Die Musik ist untrennbar mit den Bildern und der Stimmung der Szenen des Filmes verbunden. Trotzdem hat es 12 Jahre gedauert, bis endlich die originale Filmmusik erschien.

Mein Großvater hatte einen sogenannten „Doppeldecker“—einen Videorecorder, in denen zwei Kasetten gleichzeitig passten. Praktisch, weil man dadurch mit einem Gerät eine Videokassette überspielen konnte, ohne eine mühsame Schaltung mit einem zweiten Gerät aufzubauen. Mein Onkel arbeitete damals irgendwo in Asien, vielleicht sogar Japan und brachte sich dieses JVC-Teil mit, da es so etwas auf dem europäischen Markt nicht gab.

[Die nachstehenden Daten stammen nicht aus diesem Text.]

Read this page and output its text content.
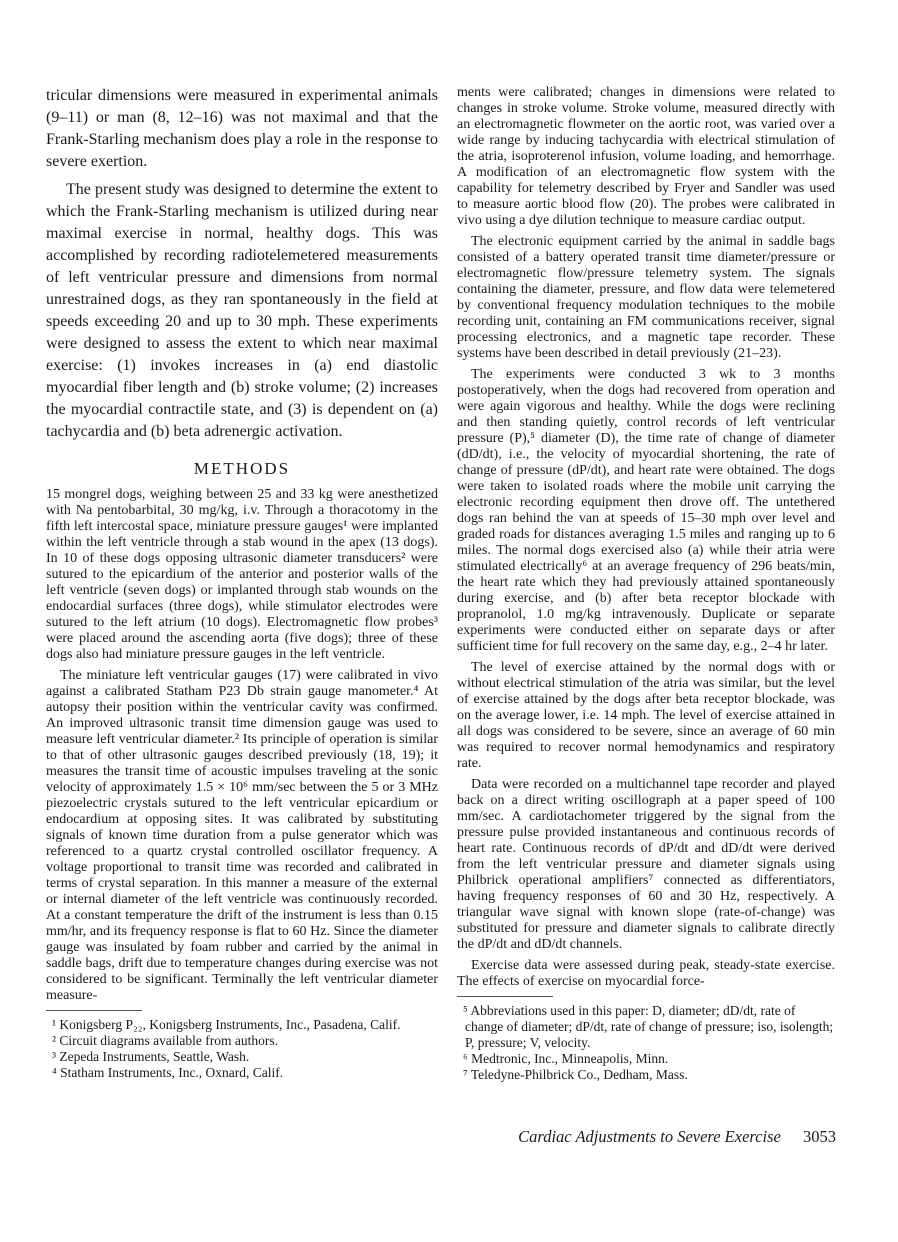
tricular dimensions were measured in experimental animals (9–11) or man (8, 12–16) was not maximal and that the Frank-Starling mechanism does play a role in the response to severe exertion.

The present study was designed to determine the extent to which the Frank-Starling mechanism is utilized during near maximal exercise in normal, healthy dogs. This was accomplished by recording radiotelemetered measurements of left ventricular pressure and dimensions from normal unrestrained dogs, as they ran spontaneously in the field at speeds exceeding 20 and up to 30 mph. These experiments were designed to assess the extent to which near maximal exercise: (1) invokes increases in (a) end diastolic myocardial fiber length and (b) stroke volume; (2) increases the myocardial contractile state, and (3) is dependent on (a) tachycardia and (b) beta adrenergic activation.

METHODS

15 mongrel dogs, weighing between 25 and 33 kg were anesthetized with Na pentobarbital, 30 mg/kg, i.v. Through a thoracotomy in the fifth left intercostal space, miniature pressure gauges¹ were implanted within the left ventricle through a stab wound in the apex (13 dogs). In 10 of these dogs opposing ultrasonic diameter transducers² were sutured to the epicardium of the anterior and posterior walls of the left ventricle (seven dogs) or implanted through stab wounds on the endocardial surfaces (three dogs), while stimulator electrodes were sutured to the left atrium (10 dogs). Electromagnetic flow probes³ were placed around the ascending aorta (five dogs); three of these dogs also had miniature pressure gauges in the left ventricle.

The miniature left ventricular gauges (17) were calibrated in vivo against a calibrated Statham P23 Db strain gauge manometer.⁴ At autopsy their position within the ventricular cavity was confirmed. An improved ultrasonic transit time dimension gauge was used to measure left ventricular diameter.² Its principle of operation is similar to that of other ultrasonic gauges described previously (18, 19); it measures the transit time of acoustic impulses traveling at the sonic velocity of approximately 1.5 × 10⁶ mm/sec between the 5 or 3 MHz piezoelectric crystals sutured to the left ventricular epicardium or endocardium at opposing sites. It was calibrated by substituting signals of known time duration from a pulse generator which was referenced to a quartz crystal controlled oscillator frequency. A voltage proportional to transit time was recorded and calibrated in terms of crystal separation. In this manner a measure of the external or internal diameter of the left ventricle was continuously recorded. At a constant temperature the drift of the instrument is less than 0.15 mm/hr, and its frequency response is flat to 60 Hz. Since the diameter gauge was insulated by foam rubber and carried by the animal in saddle bags, drift due to temperature changes during exercise was not considered to be significant. Terminally the left ventricular diameter measure-

¹ Konigsberg P₂₂, Konigsberg Instruments, Inc., Pasadena, Calif.

² Circuit diagrams available from authors.

³ Zepeda Instruments, Seattle, Wash.

⁴ Statham Instruments, Inc., Oxnard, Calif.

ments were calibrated; changes in dimensions were related to changes in stroke volume. Stroke volume, measured directly with an electromagnetic flowmeter on the aortic root, was varied over a wide range by inducing tachycardia with electrical stimulation of the atria, isoproterenol infusion, volume loading, and hemorrhage. A modification of an electromagnetic flow system with the capability for telemetry described by Fryer and Sandler was used to measure aortic blood flow (20). The probes were calibrated in vivo using a dye dilution technique to measure cardiac output.

The electronic equipment carried by the animal in saddle bags consisted of a battery operated transit time diameter/pressure or electromagnetic flow/pressure telemetry system. The signals containing the diameter, pressure, and flow data were telemetered by conventional frequency modulation techniques to the mobile recording unit, containing an FM communications receiver, signal processing electronics, and a magnetic tape recorder. These systems have been described in detail previously (21–23).

The experiments were conducted 3 wk to 3 months postoperatively, when the dogs had recovered from operation and were again vigorous and healthy. While the dogs were reclining and then standing quietly, control records of left ventricular pressure (P),⁵ diameter (D), the time rate of change of diameter (dD/dt), i.e., the velocity of myocardial shortening, the rate of change of pressure (dP/dt), and heart rate were obtained. The dogs were taken to isolated roads where the mobile unit carrying the electronic recording equipment then drove off. The untethered dogs ran behind the van at speeds of 15–30 mph over level and graded roads for distances averaging 1.5 miles and ranging up to 6 miles. The normal dogs exercised also (a) while their atria were stimulated electrically⁶ at an average frequency of 296 beats/min, the heart rate which they had previously attained spontaneously during exercise, and (b) after beta receptor blockade with propranolol, 1.0 mg/kg intravenously. Duplicate or separate experiments were conducted either on separate days or after sufficient time for full recovery on the same day, e.g., 2–4 hr later.

The level of exercise attained by the normal dogs with or without electrical stimulation of the atria was similar, but the level of exercise attained by the dogs after beta receptor blockade, was on the average lower, i.e. 14 mph. The level of exercise attained in all dogs was considered to be severe, since an average of 60 min was required to recover normal hemodynamics and respiratory rate.

Data were recorded on a multichannel tape recorder and played back on a direct writing oscillograph at a paper speed of 100 mm/sec. A cardiotachometer triggered by the signal from the pressure pulse provided instantaneous and continuous records of heart rate. Continuous records of dP/dt and dD/dt were derived from the left ventricular pressure and diameter signals using Philbrick operational amplifiers⁷ connected as differentiators, having frequency responses of 60 and 30 Hz, respectively. A triangular wave signal with known slope (rate-of-change) was substituted for pressure and diameter signals to calibrate directly the dP/dt and dD/dt channels.

Exercise data were assessed during peak, steady-state exercise. The effects of exercise on myocardial force-

⁵ Abbreviations used in this paper: D, diameter; dD/dt, rate of change of diameter; dP/dt, rate of change of pressure; iso, isolength; P, pressure; V, velocity.

⁶ Medtronic, Inc., Minneapolis, Minn.

⁷ Teledyne-Philbrick Co., Dedham, Mass.

Cardiac Adjustments to Severe Exercise 3053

Mein Großvater war ein Opernfanatiker und ich sehe ihn heute noch vor mir, wie er donnerstags über die Fernsehzeitschrift tele lehnt, um die neuesten Opernaufzeichnungen auf verschieden Sendern mit blauem Bic-Kulli zu markieren. Seine Söhne, mein Vater und meine Onkel (fünf Jungs, seriously) waren unterschiedlich stark technikaffin, aber um die eigenen Kassetten zu kopieren, wurde immer der „Doppeldecker“ herangezogen.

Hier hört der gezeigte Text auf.